Ne pas sous-estimer l’humiliation
Erving Goffman, sociologue :
Les interactions sociales puisent leur source dans le souci de garder la face, de faire bonne figure.
Christophe André : Pour l’être humain, l’image de soi, c’est vital. Perdre la face est extrêmement dur. « L’humain est un animal social » disait Montesquieu. Donc ce n’est pas possible d’être mis à l’écart du groupe.
Certains vont rester dans le groupe en prouvant leur supériorité, d’autres en affichant leur soumission. Il y a tous ceux au milieu qui vont tenter de jouer des coudes pour montrer qu’ils sont plus forts, plus beaux, plus… C’est intolérable d’être tenu à l’écart, il n’y a pas de plus grande blessure. Cette mise à l’écart fait basculer les humains soit du côté de la dépression, soit du côté de l’agression. La personne qui se met en colère, perd la face. La colère est une perte de soi.
Répondre à une attaque verbale
Mathilde Levesque : Toute agression est une volonté initiale mal réglée de préservation de soi. Donc, en cas d’attaque, il faut se demander ce qu’on a touché chez elle qui l’a fait nous insulter, et essayer de répondre là-dessus, la renvoyer à ses manques, à son intolérance…
Christophe André : Pour répondre, il faut d’abord évaluer la dangerosité de la situation. Parfois les gens se mettent dans de tels états, que même un sourire peut les rendre violents.
La communication non violente
C’est très bien, il faut l’apprendre, mais c’est plutôt un outil de prévention parce que pour marcher, elle suppose qu’il y ait un espace de dialogue. C’est comme les mouvements de non-violence, ça ne marche qu’en démocratie. En dictature… beaucoup moins !
Dans la sphère privée, c’est pareil : si la personne se fiche du lien avec vous, qu’elle n’est pas intimidable, la communication non violente ne marchera pas.
Ne pas garder pour soi
Mathilde Levesque : Lors d’un conflit verbal, il faut prévenir qu’on va revenir en parler. Surtout, il ne faut pas garder cette violence pour soi, ne pas ruminer. Or c’est souvent ce qui se passe quand on ne contre-attaque pas, quand on n’a pas le sens de la répartie.

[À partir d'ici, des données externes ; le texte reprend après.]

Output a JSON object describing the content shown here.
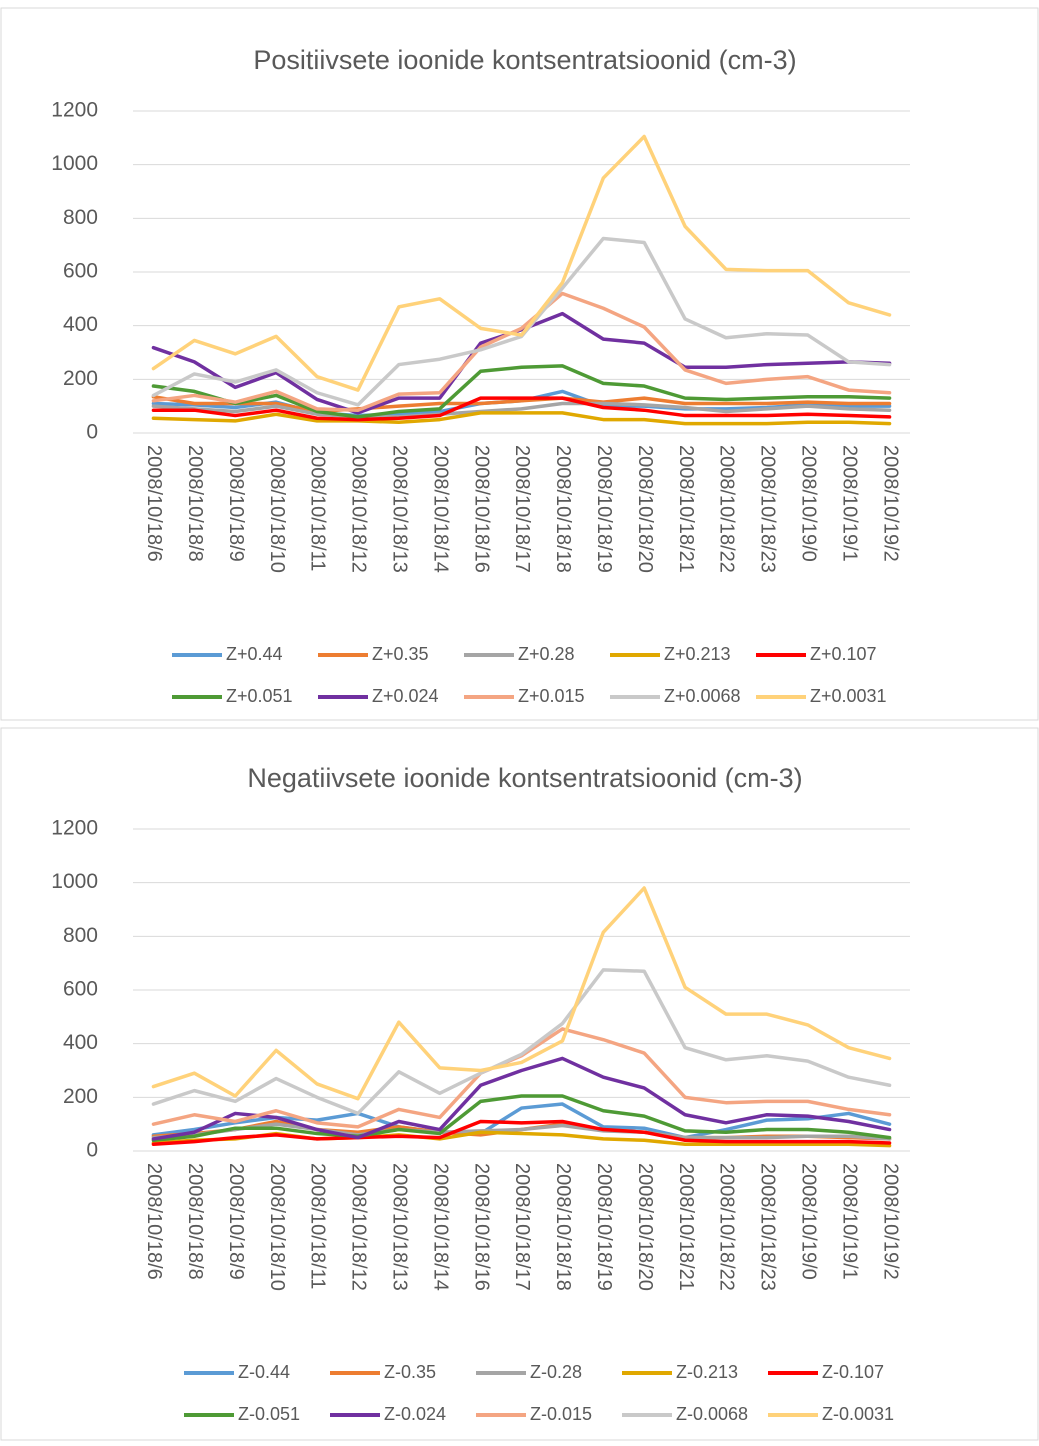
{
  "chart_data": [
    {
      "type": "line",
      "title": "Positiivsete ioonide kontsentratsioonid (cm-3)",
      "categories": [
        "2008/10/18/6",
        "2008/10/18/8",
        "2008/10/18/9",
        "2008/10/18/10",
        "2008/10/18/11",
        "2008/10/18/12",
        "2008/10/18/13",
        "2008/10/18/14",
        "2008/10/18/16",
        "2008/10/18/17",
        "2008/10/18/18",
        "2008/10/18/19",
        "2008/10/18/20",
        "2008/10/18/21",
        "2008/10/18/22",
        "2008/10/18/23",
        "2008/10/19/0",
        "2008/10/19/1",
        "2008/10/19/2"
      ],
      "ylim": [
        0,
        1200
      ],
      "yticks": [
        0,
        200,
        400,
        600,
        800,
        1000,
        1200
      ],
      "grid": true,
      "legend": "bottom",
      "series": [
        {
          "name": "Z+0.44",
          "color": "#5b9bd5",
          "values": [
            110,
            105,
            95,
            115,
            75,
            65,
            70,
            80,
            110,
            120,
            155,
            100,
            100,
            90,
            90,
            95,
            105,
            100,
            100
          ]
        },
        {
          "name": "Z+0.35",
          "color": "#ed7d31",
          "values": [
            135,
            110,
            110,
            110,
            80,
            90,
            100,
            110,
            110,
            120,
            130,
            115,
            130,
            110,
            110,
            110,
            115,
            110,
            110
          ]
        },
        {
          "name": "Z+0.28",
          "color": "#a5a5a5",
          "values": [
            100,
            90,
            80,
            100,
            70,
            60,
            60,
            70,
            80,
            90,
            110,
            110,
            105,
            95,
            80,
            90,
            100,
            90,
            85
          ]
        },
        {
          "name": "Z+0.213",
          "color": "#e0a800",
          "values": [
            55,
            50,
            45,
            70,
            45,
            45,
            40,
            50,
            75,
            75,
            75,
            50,
            50,
            35,
            35,
            35,
            40,
            40,
            35
          ]
        },
        {
          "name": "Z+0.107",
          "color": "#ff0000",
          "values": [
            85,
            85,
            65,
            85,
            55,
            50,
            55,
            65,
            130,
            130,
            130,
            95,
            85,
            65,
            65,
            65,
            70,
            65,
            60
          ]
        },
        {
          "name": "Z+0.051",
          "color": "#4e9a35",
          "values": [
            175,
            155,
            110,
            140,
            80,
            60,
            80,
            90,
            230,
            245,
            250,
            185,
            175,
            130,
            125,
            130,
            135,
            135,
            130
          ]
        },
        {
          "name": "Z+0.024",
          "color": "#7030a0",
          "values": [
            318,
            265,
            170,
            225,
            125,
            75,
            130,
            130,
            335,
            385,
            445,
            350,
            335,
            245,
            245,
            255,
            260,
            265,
            260
          ]
        },
        {
          "name": "Z+0.015",
          "color": "#f4a582",
          "values": [
            120,
            140,
            115,
            155,
            90,
            85,
            145,
            150,
            320,
            390,
            520,
            465,
            395,
            235,
            185,
            200,
            210,
            160,
            150
          ]
        },
        {
          "name": "Z+0.0068",
          "color": "#c9c9c9",
          "values": [
            140,
            220,
            190,
            235,
            150,
            105,
            255,
            275,
            310,
            360,
            540,
            725,
            710,
            425,
            355,
            370,
            365,
            265,
            255
          ]
        },
        {
          "name": "Z+0.0031",
          "color": "#ffd27a",
          "values": [
            240,
            345,
            295,
            360,
            210,
            160,
            470,
            500,
            390,
            365,
            560,
            950,
            1105,
            770,
            610,
            605,
            605,
            485,
            440
          ]
        }
      ]
    },
    {
      "type": "line",
      "title": "Negatiivsete ioonide kontsentratsioonid (cm-3)",
      "categories": [
        "2008/10/18/6",
        "2008/10/18/8",
        "2008/10/18/9",
        "2008/10/18/10",
        "2008/10/18/11",
        "2008/10/18/12",
        "2008/10/18/13",
        "2008/10/18/14",
        "2008/10/18/16",
        "2008/10/18/17",
        "2008/10/18/18",
        "2008/10/18/19",
        "2008/10/18/20",
        "2008/10/18/21",
        "2008/10/18/22",
        "2008/10/18/23",
        "2008/10/19/0",
        "2008/10/19/1",
        "2008/10/19/2"
      ],
      "ylim": [
        0,
        1200
      ],
      "yticks": [
        0,
        200,
        400,
        600,
        800,
        1000,
        1200
      ],
      "grid": true,
      "legend": "bottom",
      "series": [
        {
          "name": "Z-0.44",
          "color": "#5b9bd5",
          "values": [
            60,
            80,
            105,
            125,
            115,
            140,
            90,
            70,
            65,
            160,
            175,
            90,
            85,
            50,
            80,
            115,
            120,
            140,
            100
          ]
        },
        {
          "name": "Z-0.35",
          "color": "#ed7d31",
          "values": [
            55,
            65,
            80,
            110,
            80,
            70,
            90,
            70,
            60,
            80,
            100,
            80,
            70,
            50,
            50,
            55,
            55,
            50,
            45
          ]
        },
        {
          "name": "Z-0.28",
          "color": "#a5a5a5",
          "values": [
            50,
            60,
            80,
            100,
            80,
            60,
            80,
            70,
            75,
            80,
            95,
            75,
            70,
            50,
            50,
            50,
            55,
            55,
            45
          ]
        },
        {
          "name": "Z-0.213",
          "color": "#e0a800",
          "values": [
            30,
            40,
            45,
            65,
            45,
            50,
            60,
            45,
            70,
            65,
            60,
            45,
            40,
            25,
            25,
            25,
            25,
            25,
            20
          ]
        },
        {
          "name": "Z-0.107",
          "color": "#ff0000",
          "values": [
            25,
            35,
            50,
            60,
            45,
            50,
            55,
            50,
            110,
            105,
            110,
            80,
            70,
            40,
            35,
            35,
            35,
            35,
            30
          ]
        },
        {
          "name": "Z-0.051",
          "color": "#4e9a35",
          "values": [
            40,
            55,
            85,
            85,
            65,
            55,
            80,
            65,
            185,
            205,
            205,
            150,
            130,
            75,
            70,
            80,
            80,
            70,
            50
          ]
        },
        {
          "name": "Z-0.024",
          "color": "#7030a0",
          "values": [
            45,
            70,
            140,
            125,
            80,
            50,
            110,
            80,
            245,
            300,
            345,
            275,
            235,
            135,
            105,
            135,
            130,
            110,
            80
          ]
        },
        {
          "name": "Z-0.015",
          "color": "#f4a582",
          "values": [
            100,
            135,
            110,
            150,
            105,
            90,
            155,
            125,
            290,
            355,
            455,
            415,
            365,
            200,
            180,
            185,
            185,
            155,
            135
          ]
        },
        {
          "name": "Z-0.0068",
          "color": "#c9c9c9",
          "values": [
            175,
            225,
            185,
            270,
            200,
            140,
            295,
            215,
            290,
            360,
            475,
            675,
            670,
            385,
            340,
            355,
            335,
            275,
            245
          ]
        },
        {
          "name": "Z-0.0031",
          "color": "#ffd27a",
          "values": [
            240,
            290,
            205,
            375,
            250,
            195,
            480,
            310,
            300,
            330,
            410,
            815,
            980,
            610,
            510,
            510,
            470,
            385,
            345
          ]
        }
      ]
    }
  ]
}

Les personnes humiliées qui n’ont pas réussi à riposter, vont ruminer leur colère, leur frustration, qui va se transformer peu à peu en rage, en haine avec souvent un désir de vengeance. D’où parfois des réactions décalées chez des personnes qui au départ étaient plutôt vulnérables, qui n’ont pas su quoi répondre, qui lorsqu’ils vont riposter, ce sera d’une violence extrême.
Cas particulier de manipulation verbale : l’aposiopèse
Mathilde Levesque : L’aposiopèse consiste à s’auto interrompre pour laisser à l’autre la responsabilité de la fin de la phrase. C’est par exemple : « Je te jure que si tu ne me dis pas avec qui tu étais … » C’est très anxiogène. L’autre menace mais vous en rend responsable et vous laisse imaginer la suite « Tu vas t’en prendre une », « je te quitte ». C’est assez pervers, la fin de la phrase est très claire, mais la personne ne se donne pas la peine de terminer pour doubler sa menace. Dans ce cas-là, il faut l’inviter à terminer sa phrase.
Des idées reçues à battre en brèche
On dit aussi que la vengeance est un plat qui se mange froid : non, chaque contexte est particulier, il faut savoir répondre au moment où l’agression a lieu, même si c’est pour dire, on en reparlera plus tard.